Part of her rebels at that. He has a mother. He has friends. Where is her mother, and where is Magnus, and where is her daughter? She should be going home to them. She should…

She swallows. No. He is right. There are many people she still has left, and she has been avoiding them. And it will be good to see her father again.

She smiles slightly. “Perhaps you can meet him.”

“I would like to.”

And he does what she thought would be impossible—gently, gently, he kisses her on the lips. Not moved by someone else’s fierce arousal now, but only by a tender curiosity. She kisses him back before he fades away.

* * *

 

He doesn’t come to meet her father. He comes, rather, to meet her husband and daughter—an odd thing for a lover to do, and yet it feels right. Necessary.

“I never told anyone before,” she confesses. “Some of them already knew. Others…I didn’t want them to know.” She didn’t want it to be real.

He puts an arm around her and hugs her tight.

“I loved him. Magnus. And I loved my daughter, but I couldn’t go to the funeral.” She chokes on something in her throat. “He was my husband. She was my baby…”

He holds her.

“I couldn’t say goodbye.”

Then they are in Nairobi again, in his beat up bus, sitting in the seats. He is still cradling her. “I had a sister once,” he says. “I loved her too.”

He tells her a story of hunger and thirst and desperation. Physical need like Riley has never known her life has shaped him. He tells her of loss—loss he had to endure by choice, loss his mother chose for the good of the one she lost. “My sister did not die,” he says. “She may still be alive somewhere. But I felt like she was dead.”

He does not cry but he shakes a little, and she hugs him back. He has always been comforting her, sturdying her, and now she tries to give him a little of her strength, at least enough to finish the story.

“Life and death are mixed together,” he says, when he has recovered himself. “They are so entwined…Sometimes you can’t make sense of what is an ending and what is a beginning.
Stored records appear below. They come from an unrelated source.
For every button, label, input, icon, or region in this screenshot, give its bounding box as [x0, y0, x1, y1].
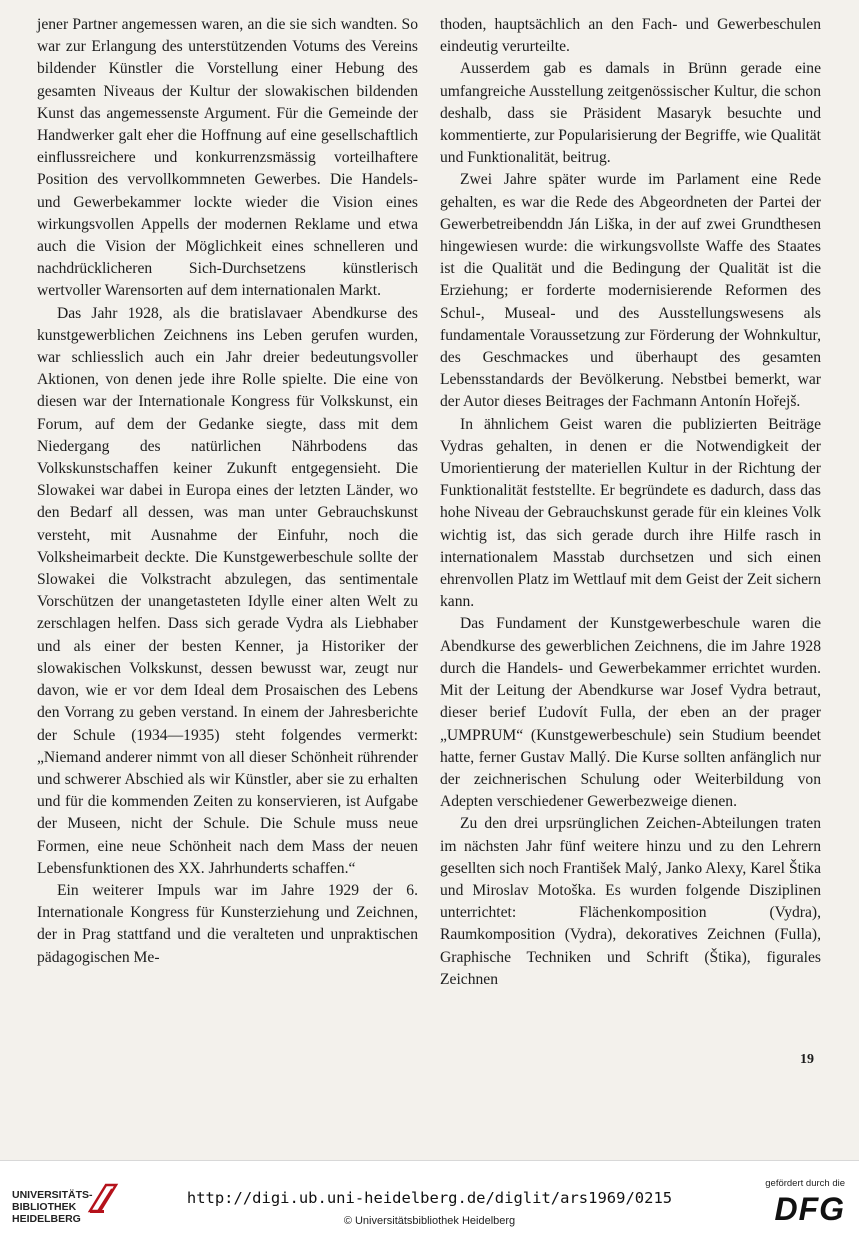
- paragraph: Ein weiterer Impuls war im Jahre 1929 der 6. Internationale Kongress für Kunsterziehung und Zeichnen, der in Prag stattfand und die veralteten und unpraktischen pädagogischen Me-: [37, 881, 418, 966]
- library-name-line: HEIDELBERG: [12, 1213, 81, 1225]
- library-footer: [0, 1160, 859, 1236]
- paragraph: Ausserdem gab es damals in Brünn gerade eine umfangreiche Ausstellung zeitgenössischer Kultur, die schon deshalb, dass sie Präsident Masaryk besuchte und kommentierte, zur Popularisierung der Begriffe, wie Qualität und Funktionalität, beitrug.: [440, 60, 821, 167]
- permalink-url[interactable]: http://digi.ub.uni-heidelberg.de/diglit/ars1969/0215: [186, 1189, 673, 1207]
- paragraph: jener Partner angemessen waren, an die sie sich wandten. So war zur Erlangung des unterstützenden Votums des Vereins bildender Künstler die Vorstellung einer Hebung des gesamten Niveaus der Kultur der slowakischen bildenden Kunst das angemessenste Argument. Für die Gemeinde der Handwerker galt eher die Hoffnung auf eine gesellschaftlich einflussreichere und konkurrenzsmässig vorteilhaftere Position des vervollkommneten Gewerbes. Die Handels- und Gewerbekammer lockte wieder die Vision eines wirkungsvollen Appells der modernen Reklame und etwa auch die Vision der Möglichkeit eines schnelleren und nachdrücklicheren Sich-Durchsetzens künstlerisch wertvoller Warensorten auf dem internationalen Markt.: [37, 16, 418, 300]
- copyright-notice: © Universitätsbibliothek Heidelberg: [343, 1215, 516, 1227]
- left-text-column: [37, 14, 418, 969]
- paragraph: Zu den drei urpsrünglichen Zeichen-Abteilungen traten im nächsten Jahr fünf weitere hinzu und zu den Lehrern gesellten sich noch František Malý, Janko Alexy, Karel Štika und Miroslav Motoška. Es wurden folgende Disziplinen unterrichtet: Flächenkomposition (Vydra), Raumkomposition (Vydra), dekoratives Zeichnen (Fulla), Graphische Techniken und Schrift (Štika), figurales Zeichnen: [440, 815, 821, 988]
- paragraph: In ähnlichem Geist waren die publizierten Beiträge Vydras gehalten, in denen er die Notwendigkeit der Umorientierung der materiellen Kultur in der Richtung der Funktionalität feststellte. Er begründete es dadurch, dass das hohe Niveau der Gebrauchskunst gerade für ein kleines Volk wichtig ist, das sich gerade durch ihre Hilfe rasch in internationalem Masstab durchsetzen und sich einen ehrenvollen Platz im Wettlauf mit dem Geist der Zeit sichern kann.: [440, 415, 821, 611]
- library-name-line: BIBLIOTHEK: [12, 1201, 77, 1213]
- page-number: 19: [800, 1052, 814, 1067]
- right-text-column: [440, 14, 821, 991]
- funder-caption: gefördert durch die: [765, 1178, 845, 1189]
- paragraph: Das Jahr 1928, als die bratislavaer Abendkurse des kunstgewerblichen Zeichnens ins Leben gerufen wurden, war schliesslich auch ein Jahr dreier bedeutungsvoller Aktionen, von denen jede ihre Rolle spielte. Die eine von diesen war der Internationale Kongress für Volkskunst, ein Forum, auf dem der Gedanke siegte, dass mit dem Niedergang des natürlichen Nährbodens das Volkskunstschaffen keiner Zukunft entgegensieht. Die Slowakei war dabei in Europa eines der letzten Länder, wo den Bedarf all dessen, was man unter Gebrauchskunst versteht, mit Ausnahme der Einfuhr, noch die Volksheimarbeit deckte. Die Kunstgewerbeschule sollte der Slowakei die Volkstracht abzulegen, das sentimentale Vorschützen der unangetasteten Idylle einer alten Welt zu zerschlagen helfen. Dass sich gerade Vydra als Liebhaber und als einer der besten Kenner, ja Historiker der slowakischen Volkskunst, dessen bewusst war, zeugt nur davon, wie er vor dem Ideal dem Prosaischen des Lebens den Vorrang zu geben verstand. In einem der Jahresberichte der Schule (1934—1935) steht folgendes vermerkt: „Niemand anderer nimmt von all dieser Schönheit rührender und schwerer Abschied als wir Künstler, aber sie zu erhalten und für die kommenden Zeiten zu konservieren, ist Aufgabe der Museen, nicht der Schule. Die Schule muss neue Formen, eine neue Schönheit nach dem Mass der neuen Lebensfunktionen des XX. Jahrhunderts schaffen.“: [37, 304, 418, 877]
- paragraph: thoden, hauptsächlich an den Fach- und Gewerbeschulen eindeutig verurteilte.: [440, 16, 821, 56]
- library-name-line: UNIVERSITÄTS-: [12, 1189, 93, 1201]
- paragraph: Zwei Jahre später wurde im Parlament eine Rede gehalten, es war die Rede des Abgeordneten der Partei der Gewerbetreibenddn Ján Liška, in der auf zwei Grundthesen hingewiesen wurde: die wirkungsvollste Waffe des Staates ist die Qualität und die Bedingung der Qualität ist die Erziehung; er forderte modernisierende Reformen des Schul-, Museal- und des Ausstellungswesens als fundamentale Voraussetzung zur Förderung der Wohnkultur, des Geschmackes und überhaupt des gesamten Lebensstandards der Bevölkerung. Nebstbei bemerkt, war der Autor dieses Beitrages der Fachmann Antonín Hořejš.: [440, 171, 821, 411]
- dfg-logo: DFG: [774, 1191, 845, 1227]
- paragraph: Das Fundament der Kunstgewerbeschule waren die Abendkurse des gewerblichen Zeichnens, die im Jahre 1928 durch die Handels- und Gewerbekammer errichtet wurden. Mit der Leitung der Abendkurse war Josef Vydra betraut, dieser berief Ľudovít Fulla, der eben an der prager „UMPRUM“ (Kunstgewerbeschule) sein Studium beendet hatte, ferner Gustav Mallý. Die Kurse sollten anfänglich nur der zeichnerischen Schulung oder Weiterbildung von Adepten verschiedener Gewerbezweige dienen.: [440, 615, 821, 811]
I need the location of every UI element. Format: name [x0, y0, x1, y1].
Things are ending and beginning all the time.”

She wants to ask him what they are beginning, what life has for them together. But the mood is wrong again. Instead, they lean against each other until Amondi returns to the bus and Riley must return to the cemetery and finally get up off the ground, kiss the stones, and walk away.

* * *

 

That night when she goes to bed she drifts off to Nairobi and lies in bed with him. He wakes up, just a little, and wraps his body around hers. The house is hot but she clings to him nonetheless, embracing humidity and letting their sweat mingle.

“There is something I must do soon,” Capheus murmurs. He is not fully awake, and he speaks into her ear. “There is something…”

“What is it?”

He opens his eyes slightly, then shuts them. He sighs. “Will you lie with me, tonight?”

She kisses his chin. “That is what I came here for.”

“We are lucky,” he says. “We are very lucky.”

And she agrees.

**Author's Note:**

> I rewatched Sense8 Season One with my roommate and we decided Capheus/Riley was a ship with a lot of chemistry. So this piece is for them with as little canon divergence as possible. I hope you enjoyed.